From 2df61cf6fd9e0aaa5b37c65919e175f797796361 Mon Sep 17 00:00:00 2001
From: Ryan Curtin <ryan@ratml.org>
Date: Mon, 24 Apr 2017 11:06:38 -0400
Subject: [PATCH 77/78] Mark extra overload deprecated.

---
 src/mlpack/core/optimizers/lbfgs/lbfgs.hpp | 6 +++++-
 1 file changed, 5 insertions(+), 1 deletion(-)

diff --git a/src/mlpack/core/optimizers/lbfgs/lbfgs.hpp b/src/mlpack/core/optimizers/lbfgs/lbfgs.hpp
index 422e6c7cc2f..8c6f64168fb 100644
--- a/src/mlpack/core/optimizers/lbfgs/lbfgs.hpp
+++ b/src/mlpack/core/optimizers/lbfgs/lbfgs.hpp
@@ -94,11 +94,15 @@ class L_BFGS
    * finishing point of the algorithm, and the final objective value is
    * returned.
    *
+   * This overload will be removed in mlpack 3.0.0---you should set
+   * maxIterations in the constructor instead.
+   *
    * @param iterate Starting point (will be modified).
    * @param maxIterations Maximum number of iterations (0 specifies no limit).
    * @return Objective value of the final point.
    */
-  double Optimize(arma::mat& iterate, const size_t maxIterations);
+  mlpack_deprecated double Optimize(arma::mat& iterate,
+                                    const size_t maxIterations);
 
   //! Return the function that is being optimized.
   const FunctionType& Function() const { return function; }

From 7f7561d9cbda272055868c9d3c3bba08d9f0f2af Mon Sep 17 00:00:00 2001
From: Ryan Curtin <ryan@ratml.org>
Date: Mon, 24 Apr 2017 16:59:39 -0400
Subject: [PATCH 78/78] Switch implementations.

---
 src/mlpack/core/optimizers/lbfgs/lbfgs_impl.hpp | 9 +++++----
 1 file changed, 5 insertions(+), 4 deletions(-)

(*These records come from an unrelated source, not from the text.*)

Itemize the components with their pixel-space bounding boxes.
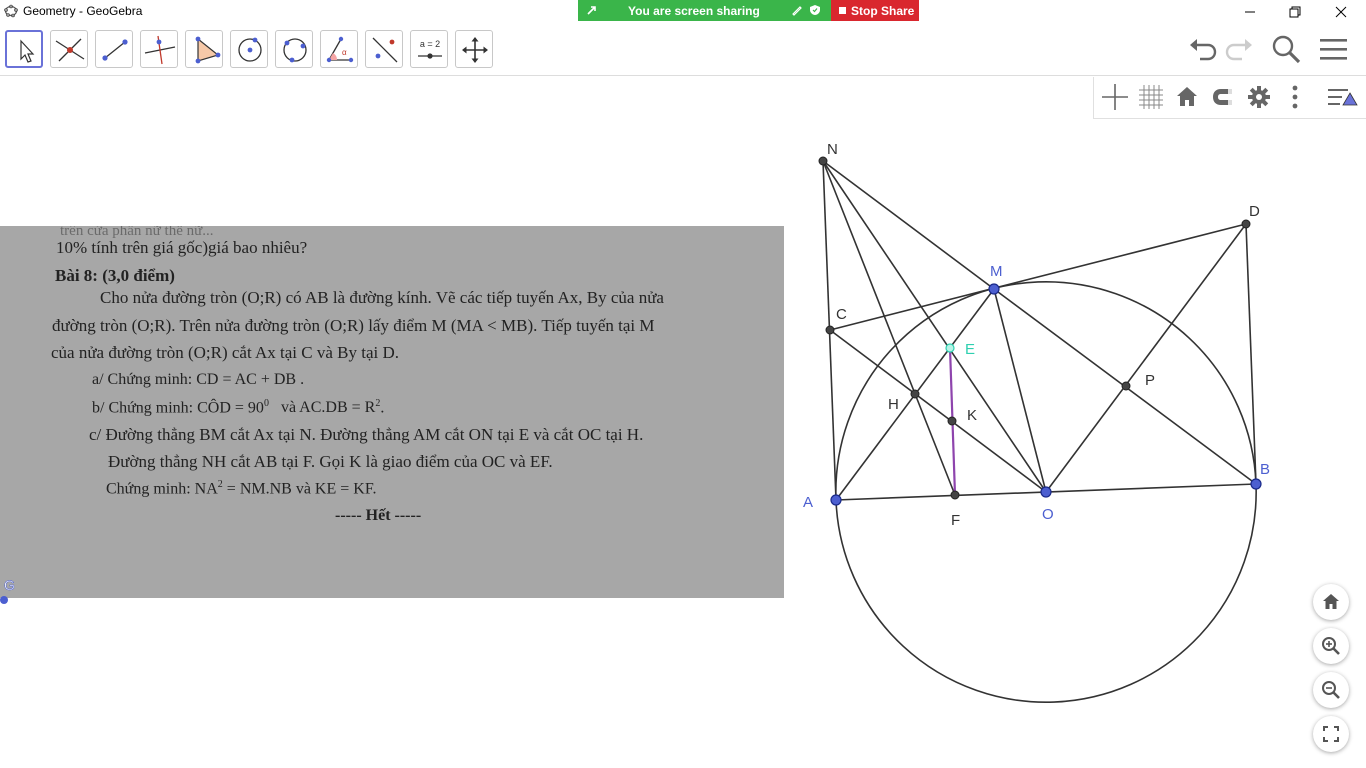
label-H: H: [888, 396, 899, 413]
fullscreen-icon: [1323, 726, 1339, 742]
label-E: E: [965, 341, 975, 358]
point-P[interactable]: [1121, 381, 1131, 391]
home-icon: [1323, 594, 1339, 609]
label-F: F: [951, 512, 960, 529]
segment-CO[interactable]: [829, 329, 1047, 493]
label-K: K: [967, 407, 977, 424]
point-E[interactable]: [945, 343, 955, 353]
geometry-canvas[interactable]: N D M C E P H K B A F O: [0, 0, 1366, 768]
standard-view-zoom-button[interactable]: [1313, 584, 1349, 620]
label-A: A: [803, 494, 813, 511]
point-O[interactable]: [1040, 486, 1052, 498]
label-B: B: [1260, 461, 1270, 478]
label-D: D: [1249, 203, 1260, 220]
label-N: N: [827, 141, 838, 158]
point-C[interactable]: [825, 325, 835, 335]
segment-MO[interactable]: [993, 288, 1047, 493]
zoom-in-button[interactable]: [1313, 628, 1349, 664]
label-P: P: [1145, 372, 1155, 389]
point-H[interactable]: [910, 389, 920, 399]
point-B[interactable]: [1250, 478, 1262, 490]
point-F[interactable]: [950, 490, 960, 500]
zoom-out-icon: [1322, 681, 1340, 699]
segment-OD[interactable]: [1045, 223, 1247, 493]
fullscreen-button[interactable]: [1313, 716, 1349, 752]
point-A[interactable]: [830, 494, 842, 506]
zoom-out-button[interactable]: [1313, 672, 1349, 708]
segment-CD[interactable]: [829, 223, 1247, 331]
point-M[interactable]: [988, 283, 1000, 295]
label-C: C: [836, 306, 847, 323]
point-D[interactable]: [1241, 219, 1251, 229]
point-N[interactable]: [818, 156, 828, 166]
label-M: M: [990, 263, 1003, 280]
label-O: O: [1042, 506, 1054, 523]
point-K[interactable]: [947, 416, 957, 426]
zoom-in-icon: [1322, 637, 1340, 655]
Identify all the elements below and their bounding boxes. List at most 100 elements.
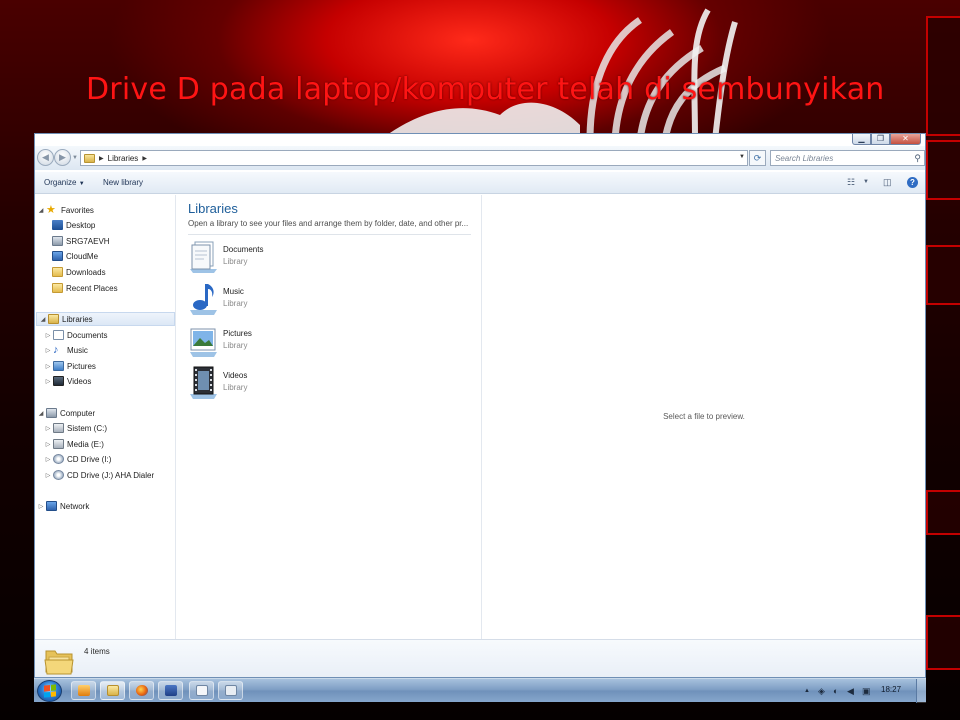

diff --git a/src/mlpack/core/optimizers/lbfgs/lbfgs_impl.hpp b/src/mlpack/core/optimizers/lbfgs/lbfgs_impl.hpp
index f8e44a383b7..38fa92bd5b1 100644
--- a/src/mlpack/core/optimizers/lbfgs/lbfgs_impl.hpp
+++ b/src/mlpack/core/optimizers/lbfgs/lbfgs_impl.hpp
@@ -326,9 +326,11 @@ L_BFGS<FunctionType>::MinPointIterate() const
 }
 
 template<typename FunctionType>
-inline double L_BFGS<FunctionType>::Optimize(arma::mat& iterate)
+inline double L_BFGS<FunctionType>::Optimize(arma::mat& iterate,
+                                             const size_t maxIterations)
 {
-  return Optimize(iterate, maxIterations);
+  this->maxIterations = maxIterations;
+  return Optimize(iterate);
 }
 
 /**
@@ -341,8 +343,7 @@ inline double L_BFGS<FunctionType>::Optimize(arma::mat& iterate)
  * @param iterate Starting point (will be modified)
  */
 template<typename FunctionType>
-double L_BFGS<FunctionType>::Optimize(arma::mat& iterate,
-                                      const size_t maxIterations)
+double L_BFGS<FunctionType>::Optimize(arma::mat& iterate)
 {
   // Ensure that the cubes holding past iterations' information are the right
   // size.  Also set the current best point value to the maximum.